By using virtual machines (VMs) you configure through your cloud account, you can customize the computing environment to meet your unique needs. Carry out both data and computationally intensive work easily. Use the cloud to build portals and platforms, or to handle data that you’re scraping from the web. Then share your work with your other devices, your team or other collaborators.
Who should use the cloud service?
- Researchers who need continuously running jobs or services, rather than batch processing.
- Researchers requiring a web portal.
- Researchers who need a VM, need to control their own operating system, and want the ability to customize software stacks.
- Researchers who need to build specialized virtual clusters for big data.
Users of the cloud service should ideally have at least an intermediate technical knowledge in systems management. The Alliance can also provide support through its national and regional support staff.
As with all Alliance services, help is available quickly and easily by emailing our cloud team.

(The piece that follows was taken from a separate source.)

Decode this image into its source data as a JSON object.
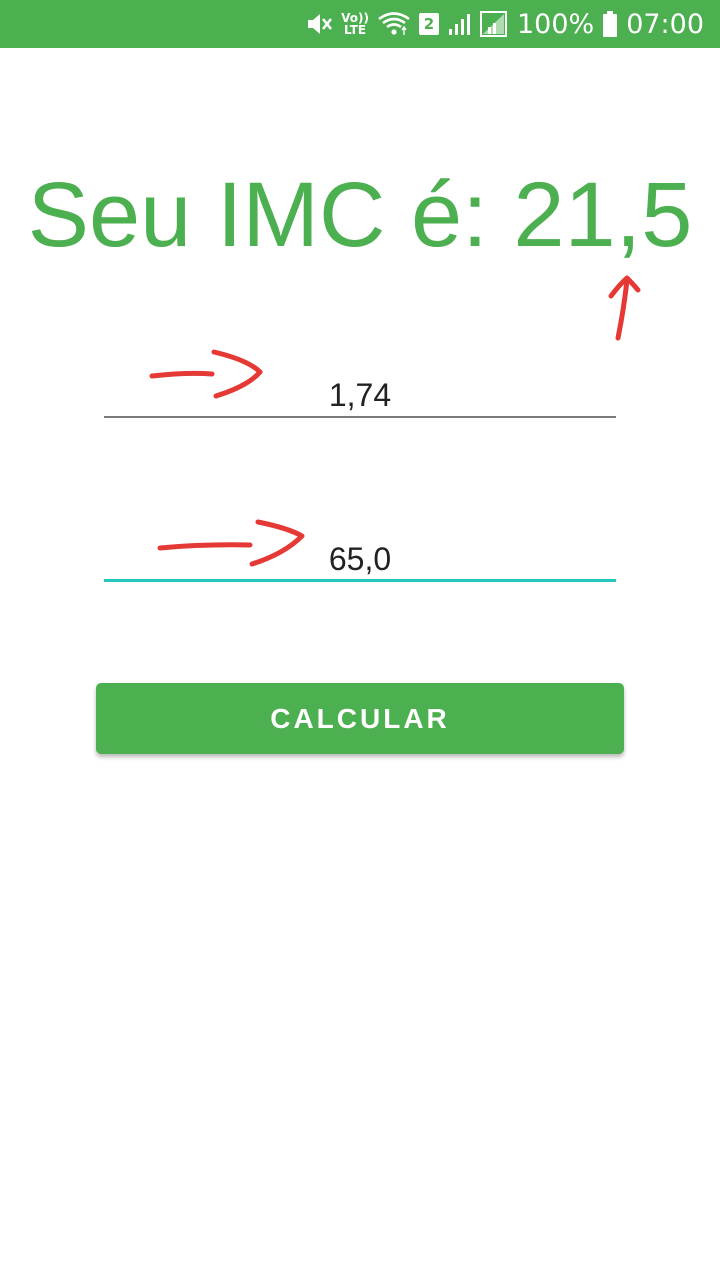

Using the cloud service also ensures that your data remains in Canada within a managed, secure environment.
Support
Queries, difficulties, as well as your feedback may be directed to the cloud team.
View the User Documentation
Cloud Usage Cases
Ian Milligan, Department of History, University of Waterloo
Web Archives for Longitudinal Knowledge (WALK)
Project facilitates researcher engagement with the web archive collections being built by Canadian universities in partnership with the Internet Archive and their Archive-It subscription service.
Three primary project goals:
- Improve the research infrastructure for working with web archives;
- Co-locate Canadian Archive-It collections for Canadian-based researchers, bringing data closer to our research-computing infrastructure and creating opportunity for preservation and stewardship of Canadian assets with Canadian institutions; and
- Test and develop processes to efficiently and more easily extract datasets and analyze them with other Compute Canada supported tools, reducing the barrier of technical skills required to otherwise conduct web archive-based research.
Susan Brown, Department of English, University of Guelph
Canadian Writing Research Collaboratory (CWRC)
Supports a number of humanities research projects through a hosting environment featuring tools that allow researchers to work collaboratively with different types of materials and resources, such as XML documents, bibliographic records, multimedia objects, or linked open data (LOD).
Tools built into the CWRC toolkit, some of them developed by CWRC, some adopted and/or adapted open source technologies, allow the over 100 current CWRC collaborators and 22 associated research projects to edit, manipulate, analyze and publish both research output and its sources in a manner that would otherwise be inaccessible to most.
CWRC’s dedication to enabling interoperability in digital humanities research through LOD-based authority control, metadata and archiving standards, and external tool integration enables an unusual degree of collaboration and public-facing scholarship among individuals and research groups focused on the study of cultural artifacts significant to Canada.
Jon Saklofske, Department of English, Acadia University
NewRadial
A web-based digital environment for humanities research and collaboration that encourages users to occupy, search, sort, and annotate database objects in a visual field.
Designed to function as a workspace in which primary objects from remote and locally-hosted humanities-related databases can be browsed, collected, curated, correlated, and augmented by multiple users in a dynamic visual environment.
Also offers a shared space for knowledge communities in which secondary scholarship, exchange and debate can be centralized and mapped onto the primary data without deforming or destabilizing the original databases.
Reda Tafirout, Research Scientist, TRIUMF
ATLAS
The ATLAS experiment at the Large Hadron Collider (LHC) is studying proton-proton, proton-lead, and lead-lead collisions at very high energy. Unprecedented energy densities created are allowing researchers to study the structure of matter at much smaller scales than previously possible, to extend investigations of the fundamental forces of Nature, to understand the origin of matter, and to search for physics beyond the Standard Model ℠ of particle physics.
Experiment is collecting several Petabytes of raw data each year during the LHC operations, and is producing numerous derived and simulated datasets.
The enormous amount of data generated by ATLAS is distributed and analyzed onto the Worldwide LHC Computing Grid infrastructure (WLCG), an international network of high-performance computing centres, for which Canada is a significant contributor and a key player with a Tier‑1 centre at TRIUMF and four Tier‑2 facilities at Compute Canada.
There are nearly 3,000 researchers from 177 institutions in 38 countries participating in ATLAS.